Der Zusammenhang zwischen ihnen wäre demnach der gleiche wie mit allen sonstigen menschlichen Betätigungen , an denen die Umfärbung des Religiösen nur an deren Basis oder deren Gipfel noch die ursprüngliche Grundfarbe erkennen läßt . Besonders eng verknüpft erscheint das Sexuelle den religiösen Phänomenen aber insofern , als das Schöpferische seines Vorgangs so früh , im Leiblichzeugerischen , sich schon durchsetzt , und dadurch dem rein körperlichen Taumel bereits seinen Charakter einer Allgemeinsteigerung gibt : etwas wie eine vorweggewährte Geistigkeit . Und hat so , zum sexuell Affektiven , der Geist seine Gehirnreize herzuleihn , so sind andrerseits in der religiösen Inbrunst , wie in jedweder starken psychischen Tätigkeit , die tonischen Reize des Körpers mitwirksam : zwischen beiden liegt die gesamte menschliche Entwickelung ausgebreitet , dennoch klafft nichts , – ihre Vielheit schließt sich von Einheit zu Einheit , und Anfang und Ende umfassen einander darin . Denn auch religiöse Inbrunst existierte nicht , ohne die sie tragende Ahnung , daß das Höchste , was wir träumen , aus unserm irdischesten Erdboden hervorkeimen kann . Deshalb verbindet der Religionskult der Vorzeit sich dem Sexualleben noch so viel länger und tiefer , als den übrigen Lebensäußerungen , und selbst in den sogenannten Geistesreligionen ( „ Stifterreligionen “ ) überlebt dieser Zusammenhang stets noch irgendwo .
Allein religiöse und erotische Inbrunst laufen außerdem noch in einer besondern Art parallel , an der aller beider Wesen sich ziemlich weitgehend verdeutlicht : und zwar nach Seite ihrer gedanklichen Auslassungen .

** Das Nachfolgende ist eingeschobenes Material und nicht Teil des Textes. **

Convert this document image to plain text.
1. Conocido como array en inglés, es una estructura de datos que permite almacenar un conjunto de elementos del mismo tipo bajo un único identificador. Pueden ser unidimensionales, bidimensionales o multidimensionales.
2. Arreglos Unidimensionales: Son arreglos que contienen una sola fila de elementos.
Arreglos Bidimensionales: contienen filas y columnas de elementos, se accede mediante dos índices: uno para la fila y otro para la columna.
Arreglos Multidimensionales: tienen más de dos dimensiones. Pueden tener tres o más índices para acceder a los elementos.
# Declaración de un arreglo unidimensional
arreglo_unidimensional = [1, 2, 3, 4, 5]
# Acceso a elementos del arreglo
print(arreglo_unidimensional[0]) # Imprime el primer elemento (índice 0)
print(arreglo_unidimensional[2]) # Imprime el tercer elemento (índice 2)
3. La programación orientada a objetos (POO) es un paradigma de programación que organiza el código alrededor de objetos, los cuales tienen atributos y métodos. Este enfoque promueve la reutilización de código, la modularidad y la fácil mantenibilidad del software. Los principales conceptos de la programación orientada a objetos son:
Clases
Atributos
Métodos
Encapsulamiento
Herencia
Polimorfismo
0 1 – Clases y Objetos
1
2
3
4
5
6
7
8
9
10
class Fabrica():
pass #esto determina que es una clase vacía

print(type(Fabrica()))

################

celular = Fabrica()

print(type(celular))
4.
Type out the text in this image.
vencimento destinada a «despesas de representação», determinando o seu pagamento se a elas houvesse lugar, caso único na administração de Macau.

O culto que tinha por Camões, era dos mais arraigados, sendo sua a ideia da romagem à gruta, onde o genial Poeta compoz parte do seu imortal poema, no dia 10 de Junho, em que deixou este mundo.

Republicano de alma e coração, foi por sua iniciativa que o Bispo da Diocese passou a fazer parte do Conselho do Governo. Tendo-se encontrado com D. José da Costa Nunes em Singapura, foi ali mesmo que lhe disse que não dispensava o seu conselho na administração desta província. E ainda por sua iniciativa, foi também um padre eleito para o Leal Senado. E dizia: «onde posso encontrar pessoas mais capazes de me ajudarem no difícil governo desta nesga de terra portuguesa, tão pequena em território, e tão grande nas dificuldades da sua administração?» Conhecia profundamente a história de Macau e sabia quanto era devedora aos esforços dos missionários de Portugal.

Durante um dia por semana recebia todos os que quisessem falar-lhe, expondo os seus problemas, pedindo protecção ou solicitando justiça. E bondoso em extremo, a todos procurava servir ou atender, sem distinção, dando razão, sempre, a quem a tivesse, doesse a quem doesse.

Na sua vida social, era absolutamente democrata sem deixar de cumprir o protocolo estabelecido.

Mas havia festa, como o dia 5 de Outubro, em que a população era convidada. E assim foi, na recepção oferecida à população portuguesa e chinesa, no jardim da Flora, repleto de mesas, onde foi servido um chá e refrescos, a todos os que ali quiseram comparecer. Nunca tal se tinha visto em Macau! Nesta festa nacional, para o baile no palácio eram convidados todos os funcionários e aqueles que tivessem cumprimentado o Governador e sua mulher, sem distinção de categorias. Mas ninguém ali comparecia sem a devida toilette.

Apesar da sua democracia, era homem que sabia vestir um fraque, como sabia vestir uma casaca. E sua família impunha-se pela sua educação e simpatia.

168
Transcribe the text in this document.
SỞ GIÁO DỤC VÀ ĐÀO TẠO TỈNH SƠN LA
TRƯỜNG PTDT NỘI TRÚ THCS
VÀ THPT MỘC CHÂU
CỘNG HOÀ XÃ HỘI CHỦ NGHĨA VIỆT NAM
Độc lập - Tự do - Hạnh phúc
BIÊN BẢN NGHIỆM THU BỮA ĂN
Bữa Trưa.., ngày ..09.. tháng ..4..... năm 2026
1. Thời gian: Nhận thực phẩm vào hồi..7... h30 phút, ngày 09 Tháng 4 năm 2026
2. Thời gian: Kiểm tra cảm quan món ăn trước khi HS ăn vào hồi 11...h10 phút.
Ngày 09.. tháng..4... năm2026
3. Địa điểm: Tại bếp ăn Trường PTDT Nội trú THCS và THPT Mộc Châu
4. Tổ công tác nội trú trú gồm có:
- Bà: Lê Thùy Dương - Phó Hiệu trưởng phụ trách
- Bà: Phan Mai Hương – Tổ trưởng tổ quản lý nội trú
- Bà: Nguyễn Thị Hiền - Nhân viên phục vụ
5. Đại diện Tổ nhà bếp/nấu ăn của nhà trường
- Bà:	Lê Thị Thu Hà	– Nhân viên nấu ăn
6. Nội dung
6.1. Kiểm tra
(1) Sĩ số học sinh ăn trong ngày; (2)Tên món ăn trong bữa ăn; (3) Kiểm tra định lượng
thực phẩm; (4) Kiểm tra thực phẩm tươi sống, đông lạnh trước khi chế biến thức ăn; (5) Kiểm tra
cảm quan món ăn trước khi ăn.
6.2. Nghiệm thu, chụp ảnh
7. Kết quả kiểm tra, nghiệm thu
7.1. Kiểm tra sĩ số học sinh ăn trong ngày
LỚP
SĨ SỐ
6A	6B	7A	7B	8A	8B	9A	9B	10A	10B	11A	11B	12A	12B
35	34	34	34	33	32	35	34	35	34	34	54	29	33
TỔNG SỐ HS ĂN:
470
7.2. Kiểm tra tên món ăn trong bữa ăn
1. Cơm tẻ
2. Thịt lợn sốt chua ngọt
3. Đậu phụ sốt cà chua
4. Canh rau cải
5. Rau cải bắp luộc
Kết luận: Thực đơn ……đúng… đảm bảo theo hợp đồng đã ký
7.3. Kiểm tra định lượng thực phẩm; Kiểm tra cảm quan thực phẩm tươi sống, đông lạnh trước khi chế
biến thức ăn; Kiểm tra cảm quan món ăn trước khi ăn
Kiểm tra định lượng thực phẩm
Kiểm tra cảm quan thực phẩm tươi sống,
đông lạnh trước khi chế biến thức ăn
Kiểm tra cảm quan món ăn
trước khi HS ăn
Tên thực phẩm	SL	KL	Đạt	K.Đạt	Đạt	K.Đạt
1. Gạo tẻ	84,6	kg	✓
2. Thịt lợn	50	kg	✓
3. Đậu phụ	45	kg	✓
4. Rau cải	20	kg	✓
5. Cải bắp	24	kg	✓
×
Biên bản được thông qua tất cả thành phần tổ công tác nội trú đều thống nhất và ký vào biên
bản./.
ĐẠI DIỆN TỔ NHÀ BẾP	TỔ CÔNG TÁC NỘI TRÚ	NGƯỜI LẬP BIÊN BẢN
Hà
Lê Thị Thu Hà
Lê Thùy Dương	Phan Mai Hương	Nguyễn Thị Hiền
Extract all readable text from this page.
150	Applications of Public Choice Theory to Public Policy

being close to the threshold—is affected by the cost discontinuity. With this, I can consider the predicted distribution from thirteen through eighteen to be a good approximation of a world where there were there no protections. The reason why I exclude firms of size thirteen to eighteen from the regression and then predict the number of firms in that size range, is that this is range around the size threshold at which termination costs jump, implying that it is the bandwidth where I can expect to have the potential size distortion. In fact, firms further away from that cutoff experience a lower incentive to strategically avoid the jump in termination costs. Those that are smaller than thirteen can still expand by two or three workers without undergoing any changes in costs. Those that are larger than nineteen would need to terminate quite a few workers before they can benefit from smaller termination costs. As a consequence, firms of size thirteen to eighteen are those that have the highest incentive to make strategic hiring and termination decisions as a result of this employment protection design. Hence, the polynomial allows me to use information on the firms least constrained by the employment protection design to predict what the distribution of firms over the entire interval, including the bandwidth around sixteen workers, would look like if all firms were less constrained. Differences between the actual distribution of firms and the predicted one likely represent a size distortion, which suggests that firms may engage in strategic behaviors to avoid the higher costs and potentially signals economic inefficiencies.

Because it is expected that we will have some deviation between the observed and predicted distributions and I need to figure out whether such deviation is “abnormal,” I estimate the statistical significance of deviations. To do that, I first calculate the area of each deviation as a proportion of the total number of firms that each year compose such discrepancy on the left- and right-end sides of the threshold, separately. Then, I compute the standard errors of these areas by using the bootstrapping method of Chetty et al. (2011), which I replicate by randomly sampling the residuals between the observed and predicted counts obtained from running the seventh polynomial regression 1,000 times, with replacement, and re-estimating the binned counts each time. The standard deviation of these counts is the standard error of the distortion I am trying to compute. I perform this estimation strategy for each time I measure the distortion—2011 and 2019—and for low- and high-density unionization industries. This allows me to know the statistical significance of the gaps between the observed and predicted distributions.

Wie vom Erhabenen zum Lächerlichen nur ein Schritt ist , so könnte man , mit allem schuldigen Respekt und Staunen vor den Gedankenleistungen der großen Religiösen , finden ,
daß der nüchternen Beobachtung der Wirklichkeit gegenüber , die Denkwelt im religiös Affizierten nach einer Richtung hin eine verhängnisvolle Ähnlichkeit aufweist mit den überschwänglichen Vorstellungen in der Phantasie des Liebenden : sowohl ihrer Schaffensmethode wie ihrem wunschhaften Inhalt nach . Mit dem , ihrem Gegenstand angemessenen , ungeheuren Unterschied allerdings in der Wertung davon : denn auch die feurigste Liebe verlangt und erwartet nicht vom unbeteiligten Blick aller , daß er nur mit ihren eigenen , den hellseherisch-blinden , Augen sehen soll , während der religiöse Glaube auf die überwältigende Wahrheit seines Gottesbildes für alle den vollen Nachdruck legt . Nicht etwa , wie man gern hört , aus purer engherziger Unduldsamkeit , sondern aus der innersten Nötigung und dem alleinigen Sinn seines Wesens selber . Und zwar ist es der Fall trotz des zweiten Unterschiedes : trotzdem er aus noch viel ungehemmterer Subjektivität die Umrisse seines Bildes entwirft . Wo der Liebestrieb doch immer noch mit seiner Illusionsbildung gefesselt bleibt an einen Gegenstand der Wirklichkeit , oder wo im Künstlerschaffen etwa , auch noch die freierfundensten Gebilde zugleich doch einen Maßstab abgeben müssen ihrer eigenen Verwirklichung , – da projiziert der Religiöse seine Vorstellungen , ohne sie weder im Ursprung noch im Ziel positiv „ bewahrheiten “ zu müssen , mit unbehinderter Seelengewalt aus sich heraus , und damit so überlebensgroß wirkend an alle Himmel .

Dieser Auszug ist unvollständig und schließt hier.